24.1 Vehicle accidents involving deer
Bavarian data of the numbers of vehicle accidents involving deer over the full ten years from 2002 to 2011 have been modelled in depth in Hothorn et al. (2015). The data were also used in Hothorn (2020) and are available in the supplementary material on the publishing journal’s website.
Figure 24.1 shows a smoothed version of the daily number of vehicle accidents involving deer. There was an increase of around 50% over the ten years.
In Figure 24.1, and in all the plots in this chapter, the time axis labels are placed at the start of the labelled period.
Figure 24.2 shows an initial plot to explore monthly seasonality. Each panel of the plot displays the aggregate data from that month for each year and the average for the month over the whole time series in blue. Here the data are per month, which is the why the vertical scale is so different to that in Figure 24.1.
There is an overall rise in each monthly series with some, occasionally dramatic, variation, and a possible seasonal pattern. Summarising over months is a bit of an approximation, as the months are not all the same length. An alternative is to fit another smooth across the data, rougher than the one in Figure 24.1, and overlay the resulting individual annual series. This has been done in Figure 24.3. An adaptive smooth has been used.
The plot shows a fairly regular pattern across the years with peaks in May-June and October-November and lower values in Spring and, to a lesser extent, Summer. The highest numbers are about double the lowest ones.

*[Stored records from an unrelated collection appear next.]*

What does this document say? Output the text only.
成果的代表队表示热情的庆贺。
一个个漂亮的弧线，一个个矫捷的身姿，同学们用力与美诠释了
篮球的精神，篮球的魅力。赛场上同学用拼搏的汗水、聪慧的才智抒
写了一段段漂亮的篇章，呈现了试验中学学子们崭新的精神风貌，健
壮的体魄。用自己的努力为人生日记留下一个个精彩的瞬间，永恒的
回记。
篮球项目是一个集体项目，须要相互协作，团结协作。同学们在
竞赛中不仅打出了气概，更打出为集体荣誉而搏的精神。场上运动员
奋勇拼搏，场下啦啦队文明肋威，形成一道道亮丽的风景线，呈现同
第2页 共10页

Given the differences in vehicle traffic between weekdays and weekends and public holidays, there could well be weekly patterns as well. An initial analysis, without treating public holidays as similar to weekends is shown in Figure 24.4.

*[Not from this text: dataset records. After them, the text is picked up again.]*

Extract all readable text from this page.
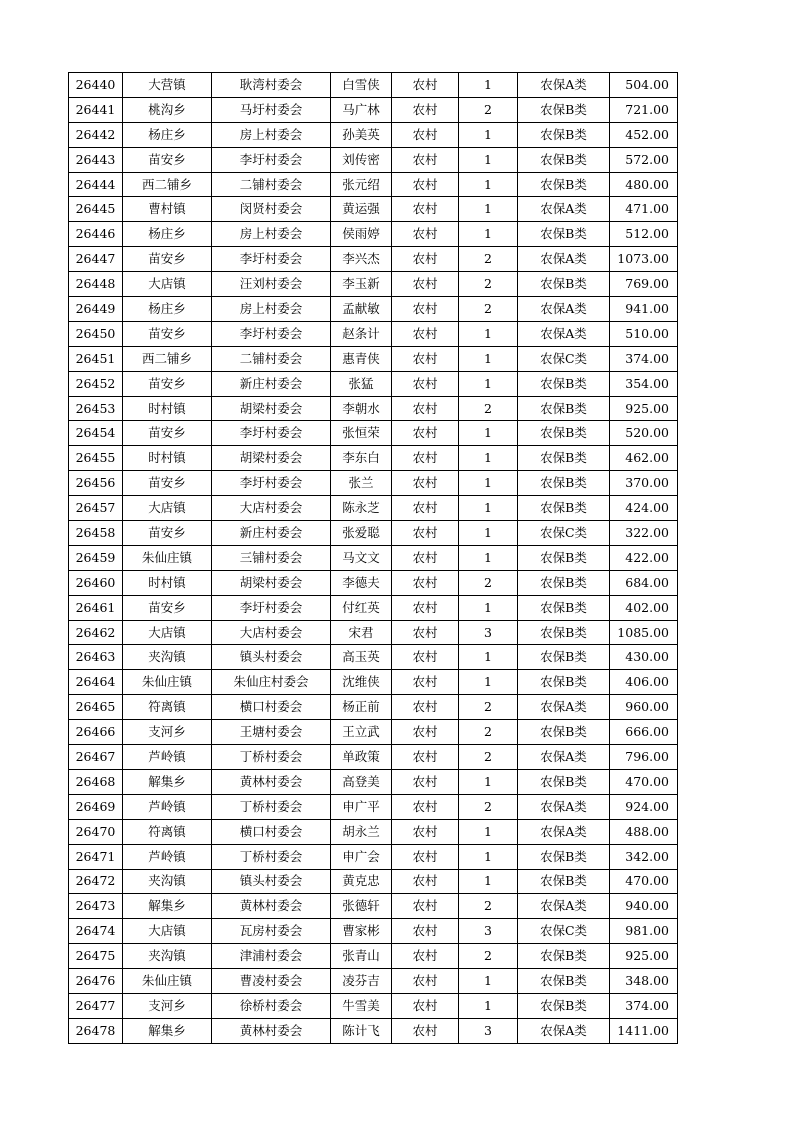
26440	大营镇	耿湾村委会	白雪侠	农村	1	农保A类	504.00
26441	桃沟乡	马圩村委会	马广林	农村	2	农保B类	721.00
26442	杨庄乡	房上村委会	孙美英	农村	1	农保B类	452.00
26443	苗安乡	李圩村委会	刘传密	农村	1	农保B类	572.00
26444	西二铺乡	二铺村委会	张元绍	农村	1	农保B类	480.00
26445	曹村镇	闵贤村委会	黄运强	农村	1	农保A类	471.00
26446	杨庄乡	房上村委会	侯雨婷	农村	1	农保B类	512.00
26447	苗安乡	李圩村委会	李兴杰	农村	2	农保A类	1073.00
26448	大店镇	汪刘村委会	李玉新	农村	2	农保B类	769.00
26449	杨庄乡	房上村委会	孟献敏	农村	2	农保A类	941.00
26450	苗安乡	李圩村委会	赵条计	农村	1	农保A类	510.00
26451	西二铺乡	二铺村委会	惠青侠	农村	1	农保C类	374.00
26452	苗安乡	新庄村委会	张猛	农村	1	农保B类	354.00
26453	时村镇	胡梁村委会	李朝水	农村	2	农保B类	925.00
26454	苗安乡	李圩村委会	张恒荣	农村	1	农保B类	520.00
26455	时村镇	胡梁村委会	李东白	农村	1	农保B类	462.00
26456	苗安乡	李圩村委会	张兰	农村	1	农保B类	370.00
26457	大店镇	大店村委会	陈永芝	农村	1	农保B类	424.00
26458	苗安乡	新庄村委会	张爱聪	农村	1	农保C类	322.00
26459	朱仙庄镇	三铺村委会	马文文	农村	1	农保B类	422.00
26460	时村镇	胡梁村委会	李德夫	农村	2	农保B类	684.00
26461	苗安乡	李圩村委会	付红英	农村	1	农保B类	402.00
26462	大店镇	大店村委会	宋君	农村	3	农保B类	1085.00
26463	夹沟镇	镇头村委会	高玉英	农村	1	农保B类	430.00
26464	朱仙庄镇	朱仙庄村委会	沈维侠	农村	1	农保B类	406.00
26465	符离镇	横口村委会	杨正前	农村	2	农保A类	960.00
26466	支河乡	王塘村委会	王立武	农村	2	农保B类	666.00
26467	芦岭镇	丁桥村委会	单政策	农村	2	农保A类	796.00
26468	解集乡	黄林村委会	高登美	农村	1	农保B类	470.00
26469	芦岭镇	丁桥村委会	申广平	农村	2	农保A类	924.00
26470	符离镇	横口村委会	胡永兰	农村	1	农保A类	488.00
26471	芦岭镇	丁桥村委会	申广会	农村	1	农保B类	342.00
26472	夹沟镇	镇头村委会	黄克忠	农村	1	农保B类	470.00
26473	解集乡	黄林村委会	张德轩	农村	2	农保A类	940.00
26474	大店镇	瓦房村委会	曹家彬	农村	3	农保C类	981.00
26475	夹沟镇	津浦村委会	张青山	农村	2	农保B类	925.00
26476	朱仙庄镇	曹凌村委会	凌芬吉	农村	1	农保B类	348.00
26477	支河乡	徐桥村委会	牛雪美	农村	1	农保B类	374.00
26478	解集乡	黄林村委会	陈计飞	农村	3	农保A类	1411.00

A few values of the smoothing parameter were tried and the rounded value leading to this display was chosen, as it suggested a clear differentiation between weekdays and weekends. The peaks in summer and the troughs in winter stand out. Presumably there is less vehicle traffic at weekends in winter and hence fewer accidents with deer then than in summer. The lack of seasonality in the weekday plots offers supporting evidence.
In the early days of time series analysis there were suggestions that time series could be decomposed into components of trend, seasonality, and noise. Sometimes this works well, sometimes it is difficult to disentangle trend and seasonality. That is to some extent the case here.

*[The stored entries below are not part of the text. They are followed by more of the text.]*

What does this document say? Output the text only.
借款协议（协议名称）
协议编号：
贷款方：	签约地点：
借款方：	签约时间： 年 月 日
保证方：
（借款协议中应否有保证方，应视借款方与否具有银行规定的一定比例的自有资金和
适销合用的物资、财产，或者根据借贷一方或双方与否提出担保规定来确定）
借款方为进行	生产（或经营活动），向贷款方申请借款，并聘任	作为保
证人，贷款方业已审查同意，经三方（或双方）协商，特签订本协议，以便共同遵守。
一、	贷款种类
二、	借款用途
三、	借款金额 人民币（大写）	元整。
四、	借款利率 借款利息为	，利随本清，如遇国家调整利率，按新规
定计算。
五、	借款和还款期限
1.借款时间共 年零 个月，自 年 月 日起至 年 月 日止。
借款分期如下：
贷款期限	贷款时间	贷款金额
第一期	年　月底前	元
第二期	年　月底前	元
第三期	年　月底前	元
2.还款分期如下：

The data available are more detailed than these graphics imply. Numbers of accidents are reported for every half-hour of every day, i.e. there are 48 numbers per day. Figures 24.5 and 24.6 investigate the monthly averages of these daily data across months by year and across years by month. Unsurprisingly there are differences in the patterns by years, as the data are shifted for the individual months. This is easier to see in Figure 24.6, where the two peaks are further apart for the summer months and closer together for the winter months. According to Hothorn et al. (2015) the deer are on the move more around sunrise and after sunset, which explains these peaks and their pattern across the year. In that paper, heat maps were used to display the daily data.
Figures 24.5 and 24.6 are a good example of where the choice of which time variable to facet by is important. Both plots convey the information, but the second one does it better.